Professional economists and ordinary Americans alike understand that the purchasing power of a dollar varies widely from state to state. That’s why employees who are considering relocating to another state and businesses seeking to hire capable out-of-state employees often consult the interstate cost-of-living indices that are calculated and published four times a year by the nonpartisan Missouri Economic Research and Information Center (MERIC).
MERIC’s state cost-of-living indices factor in housing, food, utilities, transportation, health care, and other miscellaneous goods and services. A state whose average cost of living is identical to the U.S. average would have an index of 100.00. A state with a cost of living 10% above the national average would have an index of 110.00. And the index for a state 10% less expensive to live in than average would have an index of 90.00.
When they aren’t talking about the Right to Work issue, union officials and other forced-unionism proponents comprehend as well as anyone else that, because of interregional differences in the cost of living, nominal (unadjusted) salaries can’t be used to make apples-to-apples comparisons of wages and salaries and other forms of income from state to state. For example, the 2008 edition of the National Education Association teacher union’s book of “Rankings and Estimates” of state school statistics explicitly warned readers:
[A]ny discussion of average salary figures in the absence of other data about the specific state or district provides limited insights into the actual “value” of those salaries. For example, variations in the cost of living may go a long way toward explaining (and, in practice, offsetting) differences in salary levels from one area of the country to another.
Similarly, early this year Chaz Bolte, a regular contributor to the Big Labor-allied “WePartyPatriots” web site, protested that the New Jersey commission charged with annually reviewing whether the Garden State’s $7.25/hour minimum wage should be hiked had in its most recent report “failed to account for New Jersey’s high cost of living, roughly 30 percent above the national average.” Mr.
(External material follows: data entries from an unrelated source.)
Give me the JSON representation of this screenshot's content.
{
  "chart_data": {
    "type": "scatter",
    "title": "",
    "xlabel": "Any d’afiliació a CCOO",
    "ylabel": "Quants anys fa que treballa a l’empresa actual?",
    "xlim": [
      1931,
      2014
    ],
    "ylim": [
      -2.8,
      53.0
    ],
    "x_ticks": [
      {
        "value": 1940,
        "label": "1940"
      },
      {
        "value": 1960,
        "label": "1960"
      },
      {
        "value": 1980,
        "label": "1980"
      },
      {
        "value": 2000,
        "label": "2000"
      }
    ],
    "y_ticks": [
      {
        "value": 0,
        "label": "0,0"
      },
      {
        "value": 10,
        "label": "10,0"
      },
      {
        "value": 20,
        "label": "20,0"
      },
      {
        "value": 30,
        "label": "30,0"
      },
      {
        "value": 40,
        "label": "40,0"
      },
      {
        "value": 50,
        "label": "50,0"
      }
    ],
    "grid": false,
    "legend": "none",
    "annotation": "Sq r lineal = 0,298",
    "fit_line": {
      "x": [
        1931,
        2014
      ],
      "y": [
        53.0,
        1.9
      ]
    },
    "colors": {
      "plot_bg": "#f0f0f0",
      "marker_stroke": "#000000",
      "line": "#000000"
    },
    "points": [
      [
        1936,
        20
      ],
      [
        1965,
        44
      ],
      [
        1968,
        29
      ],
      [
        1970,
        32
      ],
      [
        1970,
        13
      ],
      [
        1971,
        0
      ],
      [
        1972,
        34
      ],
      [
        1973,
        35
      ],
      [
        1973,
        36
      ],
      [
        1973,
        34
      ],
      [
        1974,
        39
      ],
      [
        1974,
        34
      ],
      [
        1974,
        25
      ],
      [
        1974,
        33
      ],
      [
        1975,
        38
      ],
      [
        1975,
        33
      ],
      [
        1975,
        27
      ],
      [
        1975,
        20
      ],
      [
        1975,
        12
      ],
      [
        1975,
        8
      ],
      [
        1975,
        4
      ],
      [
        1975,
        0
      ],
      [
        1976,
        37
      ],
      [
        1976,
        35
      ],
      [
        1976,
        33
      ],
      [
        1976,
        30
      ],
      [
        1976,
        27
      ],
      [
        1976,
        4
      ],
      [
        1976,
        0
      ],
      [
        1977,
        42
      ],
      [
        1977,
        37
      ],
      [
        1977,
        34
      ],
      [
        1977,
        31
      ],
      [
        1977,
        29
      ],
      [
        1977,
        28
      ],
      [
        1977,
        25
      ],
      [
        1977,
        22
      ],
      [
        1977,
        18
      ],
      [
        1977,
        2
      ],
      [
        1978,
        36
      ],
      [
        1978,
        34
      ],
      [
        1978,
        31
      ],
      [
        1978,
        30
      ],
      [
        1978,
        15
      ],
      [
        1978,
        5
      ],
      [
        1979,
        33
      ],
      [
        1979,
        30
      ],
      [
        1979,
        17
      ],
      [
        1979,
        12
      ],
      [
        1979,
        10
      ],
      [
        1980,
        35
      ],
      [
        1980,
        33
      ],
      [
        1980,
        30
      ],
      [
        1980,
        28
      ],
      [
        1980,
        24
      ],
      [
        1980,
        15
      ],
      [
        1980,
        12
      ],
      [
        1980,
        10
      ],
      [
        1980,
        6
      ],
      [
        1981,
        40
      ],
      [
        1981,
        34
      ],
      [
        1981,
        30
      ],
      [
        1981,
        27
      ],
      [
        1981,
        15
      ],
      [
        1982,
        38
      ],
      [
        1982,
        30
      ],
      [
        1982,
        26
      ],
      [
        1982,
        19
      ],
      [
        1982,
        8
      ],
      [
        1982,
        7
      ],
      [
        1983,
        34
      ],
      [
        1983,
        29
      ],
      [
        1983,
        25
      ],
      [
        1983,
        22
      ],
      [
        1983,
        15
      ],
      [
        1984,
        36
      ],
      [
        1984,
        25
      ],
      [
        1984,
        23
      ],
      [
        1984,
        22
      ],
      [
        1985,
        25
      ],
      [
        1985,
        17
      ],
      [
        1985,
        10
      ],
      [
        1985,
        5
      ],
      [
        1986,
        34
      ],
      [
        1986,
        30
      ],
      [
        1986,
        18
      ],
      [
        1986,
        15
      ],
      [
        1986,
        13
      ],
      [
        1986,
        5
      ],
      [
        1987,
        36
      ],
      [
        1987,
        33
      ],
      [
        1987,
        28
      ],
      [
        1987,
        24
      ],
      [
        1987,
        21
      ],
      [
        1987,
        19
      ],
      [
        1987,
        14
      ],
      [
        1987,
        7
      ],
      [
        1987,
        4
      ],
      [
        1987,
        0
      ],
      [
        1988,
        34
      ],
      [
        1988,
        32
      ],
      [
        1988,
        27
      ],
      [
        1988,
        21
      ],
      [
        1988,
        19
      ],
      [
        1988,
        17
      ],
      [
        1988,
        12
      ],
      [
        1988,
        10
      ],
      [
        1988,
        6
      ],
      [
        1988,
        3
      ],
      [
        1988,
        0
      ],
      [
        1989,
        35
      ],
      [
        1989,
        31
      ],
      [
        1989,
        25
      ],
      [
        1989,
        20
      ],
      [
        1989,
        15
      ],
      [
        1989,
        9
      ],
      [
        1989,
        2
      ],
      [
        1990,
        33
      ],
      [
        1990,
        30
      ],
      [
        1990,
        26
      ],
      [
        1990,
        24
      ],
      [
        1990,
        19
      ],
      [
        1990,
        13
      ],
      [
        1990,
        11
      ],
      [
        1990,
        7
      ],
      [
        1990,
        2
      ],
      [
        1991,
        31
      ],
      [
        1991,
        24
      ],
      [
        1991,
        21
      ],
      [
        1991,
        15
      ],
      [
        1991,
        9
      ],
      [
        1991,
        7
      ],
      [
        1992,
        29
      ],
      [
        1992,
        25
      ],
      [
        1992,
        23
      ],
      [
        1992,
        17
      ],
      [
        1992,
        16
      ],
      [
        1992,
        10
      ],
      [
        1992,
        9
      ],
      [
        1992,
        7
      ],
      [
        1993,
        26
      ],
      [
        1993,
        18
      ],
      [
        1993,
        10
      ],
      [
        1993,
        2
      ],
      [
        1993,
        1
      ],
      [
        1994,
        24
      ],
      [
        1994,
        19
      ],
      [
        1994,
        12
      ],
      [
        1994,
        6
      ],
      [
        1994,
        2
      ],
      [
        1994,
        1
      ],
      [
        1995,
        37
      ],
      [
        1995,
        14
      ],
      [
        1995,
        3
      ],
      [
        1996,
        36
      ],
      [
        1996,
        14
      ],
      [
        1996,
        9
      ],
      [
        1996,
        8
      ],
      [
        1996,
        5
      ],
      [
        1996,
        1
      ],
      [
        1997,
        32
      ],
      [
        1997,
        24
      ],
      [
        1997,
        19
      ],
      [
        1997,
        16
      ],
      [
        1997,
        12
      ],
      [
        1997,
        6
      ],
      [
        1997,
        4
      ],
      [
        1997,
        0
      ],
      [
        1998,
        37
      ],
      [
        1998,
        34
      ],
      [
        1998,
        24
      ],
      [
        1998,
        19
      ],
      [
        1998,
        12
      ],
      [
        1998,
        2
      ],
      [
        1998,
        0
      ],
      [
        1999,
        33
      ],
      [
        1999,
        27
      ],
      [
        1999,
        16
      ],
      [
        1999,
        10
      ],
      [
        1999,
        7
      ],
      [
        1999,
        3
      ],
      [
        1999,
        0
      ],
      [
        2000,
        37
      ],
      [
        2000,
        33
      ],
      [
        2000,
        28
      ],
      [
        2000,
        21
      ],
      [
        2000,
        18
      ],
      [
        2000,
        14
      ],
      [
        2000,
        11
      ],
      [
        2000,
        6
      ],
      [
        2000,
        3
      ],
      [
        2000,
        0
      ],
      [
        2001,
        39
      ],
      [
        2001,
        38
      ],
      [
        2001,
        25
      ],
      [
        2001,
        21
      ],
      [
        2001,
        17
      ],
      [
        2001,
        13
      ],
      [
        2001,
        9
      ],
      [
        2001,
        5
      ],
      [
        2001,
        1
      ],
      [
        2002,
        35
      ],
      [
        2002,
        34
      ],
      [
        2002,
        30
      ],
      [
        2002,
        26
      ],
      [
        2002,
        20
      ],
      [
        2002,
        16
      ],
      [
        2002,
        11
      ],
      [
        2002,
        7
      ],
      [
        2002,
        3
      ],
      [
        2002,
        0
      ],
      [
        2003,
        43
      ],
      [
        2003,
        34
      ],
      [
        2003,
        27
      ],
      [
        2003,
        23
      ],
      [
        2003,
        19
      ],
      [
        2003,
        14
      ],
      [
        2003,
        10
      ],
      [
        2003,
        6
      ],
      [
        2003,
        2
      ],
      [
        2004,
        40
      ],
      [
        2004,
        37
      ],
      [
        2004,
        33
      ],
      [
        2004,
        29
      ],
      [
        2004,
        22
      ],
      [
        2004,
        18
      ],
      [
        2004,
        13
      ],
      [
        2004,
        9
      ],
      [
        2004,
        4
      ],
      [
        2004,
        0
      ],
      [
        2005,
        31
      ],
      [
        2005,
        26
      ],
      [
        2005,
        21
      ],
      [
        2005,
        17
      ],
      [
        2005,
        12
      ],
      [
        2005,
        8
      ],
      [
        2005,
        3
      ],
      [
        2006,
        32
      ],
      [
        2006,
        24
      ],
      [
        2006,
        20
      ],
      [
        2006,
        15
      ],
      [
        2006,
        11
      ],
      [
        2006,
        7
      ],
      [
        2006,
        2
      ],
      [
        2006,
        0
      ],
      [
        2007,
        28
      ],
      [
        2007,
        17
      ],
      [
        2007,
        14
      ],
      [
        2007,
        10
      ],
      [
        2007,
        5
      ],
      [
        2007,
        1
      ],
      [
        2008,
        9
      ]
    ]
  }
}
Bolte’s data came straight from MERIC.
Regardless of how one assesses the merits of federal or state minimum wage hikes, it is certainly true that $7.25 doesn’t go nearly as far in forced-unionism New Jersey as it does in any of the 23 states that currently have Right to Work laws on the books. According to MERIC’s report for the second quarter of 2012, 21 Right to Work states have overall living costs below the national average. One, Arizona, has an index of 103.05. No data for Right to Work Wyoming are available for the second quarter of 2012, but in the first quarter its index was 103.86. Fourteen forced-unionism states have a cost-of-living index higher than that of Wyoming, the most expensive Right to Work state.
Given that the NEA elite accept in principle the idea of adjusting nominal incomes to reflect regional cost of living and Mr. Bolte actually used MERIC’s indices to do so, one would think that Big Labor bosses and their ideological cohorts would agree that MERIC’s indices, apparently the only currently available comprehensive gauge of cost of living differences in the 50 states, are an appropriate tool for evaluating the economic impact of Right to Work laws.
Instead, professional forced-unionism apologists such as Lonnie Stevans, a statistician and a former secretary-treasurer of the American Association of University Professors (AAUP), blow a gasket when one suggests to them that one should use MERIC’s indices to compare incomes or salaries in Right to Work and forced-unionism states.
Is it possible the reason that pro-union monopoly academics like Dr. Stevans get so upset at the idea of MERIC’s indices entering into the Right to Work debate is not any quibble they may have about methodology, but ratherthat they know the results won’t be favorable to compulsory unionism?
Take, for example, the U.S. Bureau of Economic Analysis data for 2011 disposable personal income in the 50 states. Adjusting the reported incomes to reflect cost of living by dividing them by an average of MERIC’s quarterly reports for 2011 (expressed in percentage terms) reveals a clear negative correlation between forced unionism and disposable income per capita. The Right to Work average of $36,938 is nearly $2500 higher than the forced-unionism average.
Moreover, all of the seven states with the lowest cost of living-adjusted disposable incomes per capita in 2011 (Alaska, California, Hawaii, Maine, Oregon, Vermont and West Virginia) lack Right to Work laws. Of the nine states with the highest cost of living-adjusted incomes, Iowa, Kansas, Nebraska, North Dakota, South Dakota, Texas, Virginia and Wyoming all have Right to Work laws. The sole exception among the nine is forced-unionism Illinois. While the Prairie State’s relatively high spendable average income is a positive, it should be noted the state is at the same time plagued by high out-migration of families with children and extraordinarily poor job creation.